Autre style, autre phénomène. Blogueur et militant, Mohamed Sokrate a été condamné, en 2012, à deux ans de prison. A sa sortie, il a commencé à publier son journal sur le site Goud.ma. En darija, évidemment, car « c’est la seule langue qui puisse restituer la violence du vécu ». Avant, Sokrate écrivait en arabe, mais son expérience carcérale l’a fait changer d’avis. « Pour parler de prison, il faut le faire dans la langue de la prison », nous explique-t-il. Du dialecte marocain, il pense que c’est une langue « vivante et fédératrice », contrairement à la langue arabe. A ceux qui lui reprochent de n’épargner à ses lecteurs aucun détail, fût-il sordide, de ses années de détention, il répond que « la littérature est libérée de toute contrainte morale. Et si j’écrivais en arabe ce que j’écris en darija, on n’aurait pas critiqué cela. C’est juste que notre darija est plus directe, plus imagée ».

Face à la censure

Depuis quelques mois, l’écriture en darija a le vent en poupe. Réseaux sociaux aidant, elle a contourné les chemins classiques de l’édition, peu enclins à l’accueillir, pour aller directement vers son public. Ahmed Najim, directeur de publication du site d’informations Goud.ma, n’a pas laissé filer l’occasion : il a publié, sur son site, les écrits des auteurs Facebook les plus connus, dont le dernier est « Masouda », sulfureuse chronique de misère et d’exploitation sexuelle. Il se prépare à éditer un livre regroupant leurs contributions, « de préférence électronique, pour qu’il n’y ait aucune censure ».  Pour lui, ces écritures en darija, nées sur les réseaux sociaux, forment « une littérature marocaine authentique. Bien plus qu’une mode, c’est une expérience qui mériterait d’être encouragée et prolongée ». L’expérience a-t-elle la maturité qu’il faut pour accoucher d’une littérature nouvelle ? Abderrahim Belahmed estime que « ce phénomène peut et doit aboutir à une littérature », à condition que « les auteurs sortent des sentiers battus. Parler de drogue, de prostitution, de crime, c’est bien, mais quand ça devient l’unique thématique traitée, ça devient lassant ». Quant à l’argument de « l’impureté de la langue » que brandissent les anti-darija, Abderrahim  répond que « le métissage arabe-français-amazigh qui compose la darija n’est pas un problème. Au contraire, c’est une richesse. Il permet à notre langue de s’enrichir et de se renouveler ».

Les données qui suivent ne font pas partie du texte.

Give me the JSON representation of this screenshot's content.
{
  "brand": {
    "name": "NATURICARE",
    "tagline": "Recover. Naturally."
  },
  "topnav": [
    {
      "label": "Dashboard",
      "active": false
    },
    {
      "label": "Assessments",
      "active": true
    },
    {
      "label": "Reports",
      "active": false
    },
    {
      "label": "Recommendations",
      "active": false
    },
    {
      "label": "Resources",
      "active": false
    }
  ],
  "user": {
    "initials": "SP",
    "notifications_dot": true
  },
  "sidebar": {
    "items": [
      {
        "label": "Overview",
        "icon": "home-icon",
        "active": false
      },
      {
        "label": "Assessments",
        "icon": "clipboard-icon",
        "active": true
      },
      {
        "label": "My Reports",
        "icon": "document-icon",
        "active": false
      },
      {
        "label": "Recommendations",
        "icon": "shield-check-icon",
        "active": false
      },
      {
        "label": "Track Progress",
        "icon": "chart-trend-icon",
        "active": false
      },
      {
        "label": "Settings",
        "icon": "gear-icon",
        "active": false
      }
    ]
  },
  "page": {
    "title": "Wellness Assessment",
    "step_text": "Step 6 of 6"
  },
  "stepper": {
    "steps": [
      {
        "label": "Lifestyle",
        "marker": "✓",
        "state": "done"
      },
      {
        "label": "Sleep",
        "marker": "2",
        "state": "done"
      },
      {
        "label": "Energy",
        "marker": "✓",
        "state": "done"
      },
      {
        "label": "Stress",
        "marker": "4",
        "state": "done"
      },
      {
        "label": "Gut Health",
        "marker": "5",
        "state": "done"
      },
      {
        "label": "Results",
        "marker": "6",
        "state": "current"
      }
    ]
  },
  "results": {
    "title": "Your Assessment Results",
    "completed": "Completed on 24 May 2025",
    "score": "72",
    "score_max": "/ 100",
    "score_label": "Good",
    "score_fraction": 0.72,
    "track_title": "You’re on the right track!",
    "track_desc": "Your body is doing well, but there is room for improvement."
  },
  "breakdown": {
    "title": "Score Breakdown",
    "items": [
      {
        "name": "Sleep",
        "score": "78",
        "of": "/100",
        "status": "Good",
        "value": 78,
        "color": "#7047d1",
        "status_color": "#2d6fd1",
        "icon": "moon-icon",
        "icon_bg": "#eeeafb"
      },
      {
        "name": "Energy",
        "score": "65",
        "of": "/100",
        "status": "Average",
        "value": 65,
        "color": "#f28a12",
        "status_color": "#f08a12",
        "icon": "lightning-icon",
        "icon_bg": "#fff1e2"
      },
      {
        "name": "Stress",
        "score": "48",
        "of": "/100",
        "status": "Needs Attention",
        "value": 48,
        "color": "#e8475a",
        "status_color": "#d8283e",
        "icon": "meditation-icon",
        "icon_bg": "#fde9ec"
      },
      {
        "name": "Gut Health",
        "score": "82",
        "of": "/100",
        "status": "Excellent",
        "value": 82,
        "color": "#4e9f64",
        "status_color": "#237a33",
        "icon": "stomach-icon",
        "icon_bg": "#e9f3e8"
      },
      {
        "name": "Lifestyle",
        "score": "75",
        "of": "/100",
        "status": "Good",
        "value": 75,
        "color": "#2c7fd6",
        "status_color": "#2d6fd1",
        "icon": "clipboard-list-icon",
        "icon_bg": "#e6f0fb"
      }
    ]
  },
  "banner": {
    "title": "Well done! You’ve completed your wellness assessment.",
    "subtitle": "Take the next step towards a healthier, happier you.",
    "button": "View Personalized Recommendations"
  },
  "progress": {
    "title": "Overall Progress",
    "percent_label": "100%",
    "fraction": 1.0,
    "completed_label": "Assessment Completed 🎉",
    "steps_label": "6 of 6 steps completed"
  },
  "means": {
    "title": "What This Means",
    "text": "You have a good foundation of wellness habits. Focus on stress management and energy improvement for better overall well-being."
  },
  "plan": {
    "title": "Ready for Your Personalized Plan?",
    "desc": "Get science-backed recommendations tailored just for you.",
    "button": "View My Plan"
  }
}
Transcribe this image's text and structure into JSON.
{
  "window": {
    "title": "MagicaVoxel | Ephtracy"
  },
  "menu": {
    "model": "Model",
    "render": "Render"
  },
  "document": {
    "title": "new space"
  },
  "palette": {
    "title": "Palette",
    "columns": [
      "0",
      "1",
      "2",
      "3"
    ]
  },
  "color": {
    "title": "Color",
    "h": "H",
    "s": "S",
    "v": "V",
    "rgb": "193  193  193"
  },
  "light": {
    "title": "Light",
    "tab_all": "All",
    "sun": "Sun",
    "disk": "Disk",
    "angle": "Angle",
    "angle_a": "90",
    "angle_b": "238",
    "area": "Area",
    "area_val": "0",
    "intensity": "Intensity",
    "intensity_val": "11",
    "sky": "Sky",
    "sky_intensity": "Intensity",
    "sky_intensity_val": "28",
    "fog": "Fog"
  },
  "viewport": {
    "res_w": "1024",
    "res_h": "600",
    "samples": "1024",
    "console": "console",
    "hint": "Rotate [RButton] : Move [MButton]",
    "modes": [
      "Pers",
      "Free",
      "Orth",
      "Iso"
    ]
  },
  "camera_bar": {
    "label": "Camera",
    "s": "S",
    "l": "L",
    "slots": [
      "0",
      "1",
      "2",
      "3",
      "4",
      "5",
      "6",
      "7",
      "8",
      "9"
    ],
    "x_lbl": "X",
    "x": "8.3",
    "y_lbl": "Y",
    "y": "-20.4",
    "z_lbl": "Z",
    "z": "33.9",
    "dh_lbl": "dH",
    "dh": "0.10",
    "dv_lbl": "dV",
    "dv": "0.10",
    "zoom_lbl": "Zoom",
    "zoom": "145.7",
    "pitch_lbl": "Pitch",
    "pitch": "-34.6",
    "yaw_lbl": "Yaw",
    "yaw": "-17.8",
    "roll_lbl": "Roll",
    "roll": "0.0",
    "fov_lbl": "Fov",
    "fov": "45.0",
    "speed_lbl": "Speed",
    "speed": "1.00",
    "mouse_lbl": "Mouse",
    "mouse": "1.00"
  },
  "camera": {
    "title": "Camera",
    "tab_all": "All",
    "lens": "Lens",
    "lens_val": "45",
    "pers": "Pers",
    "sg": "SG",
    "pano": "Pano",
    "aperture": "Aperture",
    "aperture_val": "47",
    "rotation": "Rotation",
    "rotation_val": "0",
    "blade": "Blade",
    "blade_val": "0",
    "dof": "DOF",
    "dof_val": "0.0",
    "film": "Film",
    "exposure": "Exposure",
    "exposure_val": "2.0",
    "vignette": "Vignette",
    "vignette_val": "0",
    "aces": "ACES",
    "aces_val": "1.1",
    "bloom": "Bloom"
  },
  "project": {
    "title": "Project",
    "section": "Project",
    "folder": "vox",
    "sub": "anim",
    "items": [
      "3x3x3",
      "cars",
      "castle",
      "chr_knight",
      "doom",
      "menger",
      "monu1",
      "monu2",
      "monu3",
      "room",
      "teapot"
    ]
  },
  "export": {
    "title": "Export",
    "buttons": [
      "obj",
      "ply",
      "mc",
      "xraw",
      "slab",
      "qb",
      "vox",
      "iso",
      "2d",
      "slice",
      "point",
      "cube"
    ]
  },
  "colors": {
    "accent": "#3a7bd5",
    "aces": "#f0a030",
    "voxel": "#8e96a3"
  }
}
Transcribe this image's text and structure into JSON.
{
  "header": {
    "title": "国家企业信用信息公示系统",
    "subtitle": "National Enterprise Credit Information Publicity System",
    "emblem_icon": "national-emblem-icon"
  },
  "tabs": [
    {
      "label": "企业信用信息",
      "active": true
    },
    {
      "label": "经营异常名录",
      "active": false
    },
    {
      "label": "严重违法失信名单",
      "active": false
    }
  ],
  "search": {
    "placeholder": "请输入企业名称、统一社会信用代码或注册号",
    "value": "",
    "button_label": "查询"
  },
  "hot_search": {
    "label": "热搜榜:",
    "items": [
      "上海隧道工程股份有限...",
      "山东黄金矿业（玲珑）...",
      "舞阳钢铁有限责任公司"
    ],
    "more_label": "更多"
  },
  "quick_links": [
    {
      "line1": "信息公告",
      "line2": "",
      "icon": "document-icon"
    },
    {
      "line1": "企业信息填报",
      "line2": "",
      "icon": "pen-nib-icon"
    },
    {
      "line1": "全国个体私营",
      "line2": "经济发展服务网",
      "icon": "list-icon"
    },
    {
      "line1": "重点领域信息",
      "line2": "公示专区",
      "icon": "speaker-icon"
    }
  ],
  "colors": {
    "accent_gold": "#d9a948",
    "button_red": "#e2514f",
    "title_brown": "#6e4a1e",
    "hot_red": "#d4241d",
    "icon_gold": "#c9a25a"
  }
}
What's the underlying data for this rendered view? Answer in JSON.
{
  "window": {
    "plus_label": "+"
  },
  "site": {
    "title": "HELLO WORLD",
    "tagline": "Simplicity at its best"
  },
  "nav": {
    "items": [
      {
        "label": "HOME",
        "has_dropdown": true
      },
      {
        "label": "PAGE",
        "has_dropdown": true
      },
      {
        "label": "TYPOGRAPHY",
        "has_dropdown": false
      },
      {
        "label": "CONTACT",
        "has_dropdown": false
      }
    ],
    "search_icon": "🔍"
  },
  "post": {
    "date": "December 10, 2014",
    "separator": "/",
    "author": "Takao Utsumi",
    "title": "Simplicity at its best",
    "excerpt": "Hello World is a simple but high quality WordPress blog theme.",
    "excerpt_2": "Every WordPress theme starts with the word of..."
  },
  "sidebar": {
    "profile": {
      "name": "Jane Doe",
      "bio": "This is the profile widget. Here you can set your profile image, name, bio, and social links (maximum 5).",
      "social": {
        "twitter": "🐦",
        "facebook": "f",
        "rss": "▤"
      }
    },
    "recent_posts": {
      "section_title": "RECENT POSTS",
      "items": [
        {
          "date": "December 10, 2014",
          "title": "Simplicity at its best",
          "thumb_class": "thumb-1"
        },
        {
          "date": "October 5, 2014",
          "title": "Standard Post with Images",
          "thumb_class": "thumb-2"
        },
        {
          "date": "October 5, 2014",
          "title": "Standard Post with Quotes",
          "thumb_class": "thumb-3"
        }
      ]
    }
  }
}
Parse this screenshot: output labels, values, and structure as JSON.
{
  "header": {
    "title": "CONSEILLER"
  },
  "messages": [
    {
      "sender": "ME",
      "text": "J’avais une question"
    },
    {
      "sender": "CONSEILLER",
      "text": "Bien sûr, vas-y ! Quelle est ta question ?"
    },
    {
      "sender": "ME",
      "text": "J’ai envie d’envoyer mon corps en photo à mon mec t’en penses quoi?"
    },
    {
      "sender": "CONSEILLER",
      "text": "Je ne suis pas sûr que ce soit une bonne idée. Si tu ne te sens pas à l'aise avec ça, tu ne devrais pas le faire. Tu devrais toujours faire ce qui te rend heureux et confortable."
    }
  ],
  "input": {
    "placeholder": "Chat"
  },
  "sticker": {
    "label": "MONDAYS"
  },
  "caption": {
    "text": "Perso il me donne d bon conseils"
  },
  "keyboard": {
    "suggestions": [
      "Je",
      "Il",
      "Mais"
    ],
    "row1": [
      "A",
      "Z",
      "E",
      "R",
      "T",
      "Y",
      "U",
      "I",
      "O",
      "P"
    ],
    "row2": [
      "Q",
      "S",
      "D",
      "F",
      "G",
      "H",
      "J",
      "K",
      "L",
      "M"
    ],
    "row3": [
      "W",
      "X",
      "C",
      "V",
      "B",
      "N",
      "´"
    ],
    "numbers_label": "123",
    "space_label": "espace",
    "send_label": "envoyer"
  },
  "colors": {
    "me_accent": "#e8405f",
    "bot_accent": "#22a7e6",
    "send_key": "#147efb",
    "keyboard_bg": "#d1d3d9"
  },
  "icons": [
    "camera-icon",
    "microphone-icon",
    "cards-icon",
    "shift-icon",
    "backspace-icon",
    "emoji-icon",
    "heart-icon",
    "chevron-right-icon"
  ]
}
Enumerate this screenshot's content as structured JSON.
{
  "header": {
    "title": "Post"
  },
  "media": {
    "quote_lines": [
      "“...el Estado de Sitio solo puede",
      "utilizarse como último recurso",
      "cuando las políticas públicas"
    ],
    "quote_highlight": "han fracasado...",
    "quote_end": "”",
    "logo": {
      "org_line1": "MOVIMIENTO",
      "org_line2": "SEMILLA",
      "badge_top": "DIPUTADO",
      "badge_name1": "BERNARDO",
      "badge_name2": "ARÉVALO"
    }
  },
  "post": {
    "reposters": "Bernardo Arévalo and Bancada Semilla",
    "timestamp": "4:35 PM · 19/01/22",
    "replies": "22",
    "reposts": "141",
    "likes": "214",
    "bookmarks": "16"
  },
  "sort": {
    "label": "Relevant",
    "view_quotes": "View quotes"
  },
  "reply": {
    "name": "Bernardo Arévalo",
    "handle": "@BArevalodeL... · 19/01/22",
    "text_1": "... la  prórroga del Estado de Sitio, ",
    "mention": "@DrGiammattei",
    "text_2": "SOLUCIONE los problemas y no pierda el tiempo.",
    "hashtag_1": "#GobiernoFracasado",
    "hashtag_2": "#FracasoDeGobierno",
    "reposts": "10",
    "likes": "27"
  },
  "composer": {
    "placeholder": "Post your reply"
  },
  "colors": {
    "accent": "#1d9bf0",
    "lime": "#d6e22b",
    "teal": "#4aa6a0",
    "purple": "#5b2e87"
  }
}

Débat. La langue de la discorde

Le débat sur l’usage du dialecte dans la littérature n’est ni nouveau ni exclusif au Maroc. Au fil du temps, cette question a été soulevée dans de nombreux pays arabes, et pour des raisons qui ne sont pas purement littéraires et artistiques. C’est ainsi qu’au Liban, pays tiraillé entre des identités confessionnelles et culturelles, l’appel à l’usage du dialecte dans l’écriture du roman et de la poésie était plutôt un positionnement politique. Le grand poète Said Aaql, chantre de l’identité phénicienne et particulière du Liban, a écrit une grande partie de ses textes en dialecte. Pour lui, il s’agissait d’un acte militant pour souligner la singularité de la culture de son pays et affirmer l’existence d’« une âme » libanaise distincte et particulière. Des textes de Said Aaql ont connu pourtant une grande popularité dans le monde arabe, à l’image de Yara, poème chanté par la diva libanaise Fayrouz. En Égypte, le débat est également très ancien et remonte au début du XXe siècle. L’intellectuel Salama Moussa appelait, dès les années 1920, à utiliser la darija dans l’enseignement et la littérature pour exprimer pleinement « le génie » de l’identité égyptienne. Une proposition combattue non seulement par les conservateurs, mais également par des intellectuels libéraux et modernes, comme le grand écrivain Taha Hussein. Du côté de chez nous, l’écrivain Abdellah Laroui n’a pas manqué de citer certains de ces exemples, pour étayer sa position et reposer le débat sur d’autres bases.